On the Generalization and Approximation Capacities of Neural Controlled Differential Equations
Linus Bleistein, Agathe Guilloux
TL;DR
This work provides the first theoretical analysis of Neural Controlled Differential Equations (NCDEs) for irregular time series. It establishes a sampling-dependent generalization bound by leveraging the Lipschitz continuity of NCDE flows and bounding the covering/Rademacher complexities of the predictor class. It then decomposes the total risk under a well-specified CDE model into discretization bias and approximation bias, deriving bounds via flow-continuity and linking neural approximation results to NCDEs.
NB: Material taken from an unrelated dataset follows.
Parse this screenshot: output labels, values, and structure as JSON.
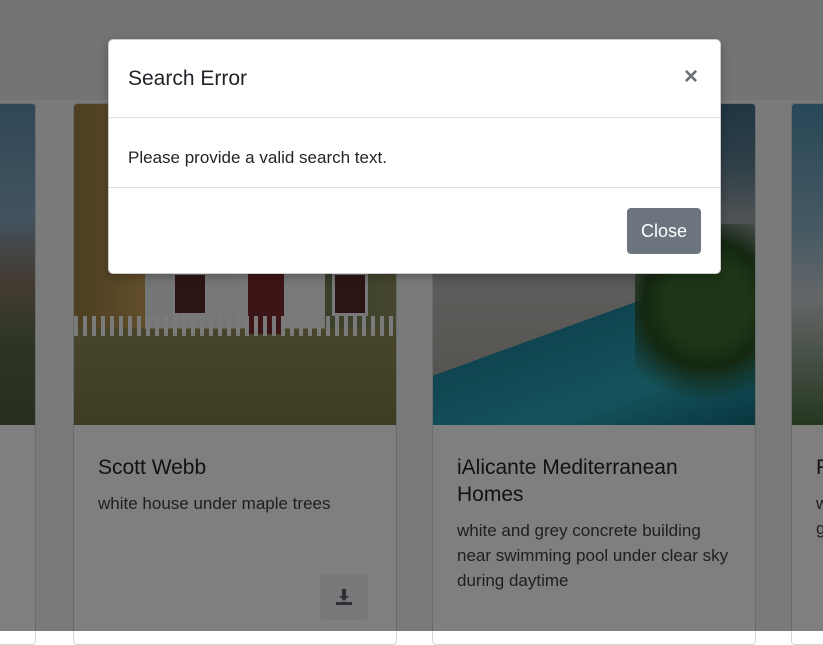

Numerical experiments corroborate that discretization gaps and input path variation measurably influence generalization, aligning with the theoretical predictions. Collectively, the results offer principled guidance on NCDE design, discretization choices, and how irregular sampling impacts learning performance in practice, with potential extensions to broader control-theoretic learning problems.
Abstract
Neural Controlled Differential Equations (NCDEs) are a state-of-the-art tool for supervised learning with irregularly sampled time series (Kidger, 2020). However, no theoretical analysis of their performance has been provided yet, and it remains unclear in particular how the irregularity of the time series affects their predictions. By merging the rich theory of controlled differential equations (CDE) and Lipschitz-based measures of the complexity of deep neural nets, we take a first step towards the theoretical understanding of NCDE. Our first result is a generalization bound for this class of predictors that depends on the regularity of the time series data. In a second time, we leverage the continuity of the flow of CDEs to provide a detailed analysis of both the sampling-induced bias and the approximation bias. Regarding this last result, we show how classical approximation results on neural nets may transfer to NCDEs. Our theoretical results are validated through a series of experiments.